The woman leaves us alone, telling us our belongings will be delivered shortly, dinner is at six, and that we will be given our job assignments tomorrow. We crowd into the tiny hallway that manages to smell both of bleach and mold and stand there, no one seeming to know what to do.
Mattie ventures into the living room first, Phoebe on her hip, and then Ruby follows. I glance at Daniel, who manages a weary smile.

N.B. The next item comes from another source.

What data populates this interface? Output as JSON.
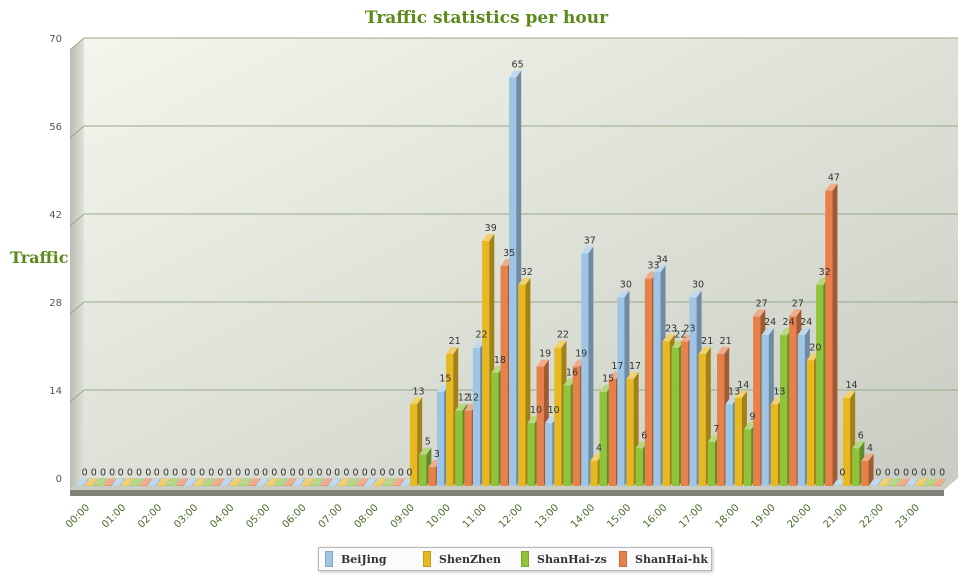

“Home sweet home,” he quips, and, for a reason I can’t really understand, this makes my eyes fill up with tears. “Alex…” he begins, alarmed, and I just shake my head and follow the girls into the tiny living room as I blink the tears back. I don’t even know why I’m crying; out of relief, or sorrow for all we’ve already lost? It doesn’t matter; now is not the time to cry.
Mattie has gone on to the bedroom, while Ruby stands in the middle of the living room, where two uncomfy-looking loveseats in faded beige face each other over a coffee table of fake wood laminate. A small flatscreen TV hangs on the wall, and a breakfast bar too narrow to use separates this space from a tiny, dark kitchen. Off the living room are two bedrooms, one double, one with two narrow twins, the standard-issue white sheets and scratchy-looking beige coverlets folded at the foot of each mattress. A tiny, windowless bathroom at the end of a short hallway completes our accommodation.